64th ISI World Statistics Congress

Modernizing Access to Statistics Canada’s Microdata Files

Conference

64th ISI World Statistics Congress

Format: CPS Abstract

Keywords: governance, metadata, microdata

Session: CPS 40 - Aspects of official statistics III

Tuesday 18 July 8:30 a.m. - 9:40 a.m. (Canada/Eastern)

Abstract

Over the last several years, Statistics Canada (StatCan) has been forming and implementing its modernization strategy, with a focus on user-centric delivery, sharing and collaboration, and enhanced tools and platforms. In line with this corporate initiative, StatCan’s Data Access Division (DAD) has been leading efforts to update the platforms and governance that facilitate access to microdata for external users.

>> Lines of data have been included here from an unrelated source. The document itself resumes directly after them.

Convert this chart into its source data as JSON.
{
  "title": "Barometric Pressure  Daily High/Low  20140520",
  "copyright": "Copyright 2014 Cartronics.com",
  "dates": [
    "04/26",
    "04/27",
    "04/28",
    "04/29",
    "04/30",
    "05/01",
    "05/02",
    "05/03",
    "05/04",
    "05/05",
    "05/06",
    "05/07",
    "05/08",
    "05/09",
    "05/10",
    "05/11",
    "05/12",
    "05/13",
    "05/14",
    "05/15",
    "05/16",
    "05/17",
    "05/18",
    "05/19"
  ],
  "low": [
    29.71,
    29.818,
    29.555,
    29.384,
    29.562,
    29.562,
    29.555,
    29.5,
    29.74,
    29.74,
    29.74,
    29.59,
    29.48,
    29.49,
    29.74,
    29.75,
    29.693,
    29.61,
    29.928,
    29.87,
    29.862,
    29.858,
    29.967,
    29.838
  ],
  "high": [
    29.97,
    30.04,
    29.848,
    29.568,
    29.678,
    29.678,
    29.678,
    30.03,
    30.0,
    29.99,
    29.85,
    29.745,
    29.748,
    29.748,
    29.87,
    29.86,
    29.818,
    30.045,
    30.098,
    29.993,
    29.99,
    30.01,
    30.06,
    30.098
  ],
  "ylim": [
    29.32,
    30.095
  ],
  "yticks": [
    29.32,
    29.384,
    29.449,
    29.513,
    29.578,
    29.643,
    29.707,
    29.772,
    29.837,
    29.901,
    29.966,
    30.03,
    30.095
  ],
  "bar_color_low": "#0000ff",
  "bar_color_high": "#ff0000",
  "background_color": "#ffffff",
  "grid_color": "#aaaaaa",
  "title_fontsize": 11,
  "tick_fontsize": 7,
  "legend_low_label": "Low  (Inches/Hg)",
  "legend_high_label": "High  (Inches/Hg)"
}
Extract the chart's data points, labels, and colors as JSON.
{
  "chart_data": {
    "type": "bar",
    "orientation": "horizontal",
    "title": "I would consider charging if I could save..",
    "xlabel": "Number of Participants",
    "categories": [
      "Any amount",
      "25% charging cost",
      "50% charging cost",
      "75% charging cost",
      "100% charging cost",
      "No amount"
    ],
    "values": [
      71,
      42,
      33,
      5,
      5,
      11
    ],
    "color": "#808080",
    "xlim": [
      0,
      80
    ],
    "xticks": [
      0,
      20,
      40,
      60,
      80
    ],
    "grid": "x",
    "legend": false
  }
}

Launched in 2021 and 2022, the Virtual DataLab (vDL) and the Rich Data Services (RDS) platforms provide users with 24/7 access to confidential and public use microdata files, respectively. These cloud-based platforms were both developed to align with the Government of Canada’s cloud-first approach, which highlights the need to implement this type of technology in order to improve the existing information technology (IT) services. The shift to cloud-based IT infrastructure has significantly improved access to microdata for external users, by eliminating geographical constraints, and providing modern and flexible platforms.

The vDL is a secure access solution hosted on the Microsoft Azure cloud, which enables access to a wide range of de-identified microdata files along with a variety of software that allows users to analyze the data. With the launch of this innovative platform, a new governance framework was implemented, premised on a shared-risk approach that leverages partner accountability for oversight and monitoring of its vDL users. Access to the vDL is predicated on an agreement between StatCan and the accessing organization, each user receiving accreditation, and an evaluation of the sensitivity of the data; data deemed too sensitive remains in our on-premises access locations.

The RDS platform, developed by Metadata Technology North America, hosts StatCan’s public use microdata files (PUMFs), and allows users to create customized datasets, codebooks, and analytical tables, as well as run linear regressions. Additionally, it standardizes PUMF metadata in machine-readable formats to support automation and system integration, which are part of a StatCan led metadata modernization project. This project will help ensure a clear governance structure is in place in order for metadata to be standardized and managed across the agency, as well as to ensure users have easy access to clear and accurate data and metadata.

This paper will outline the new platforms and governance for access to microdata in Statistics Canada’s Data Access Division.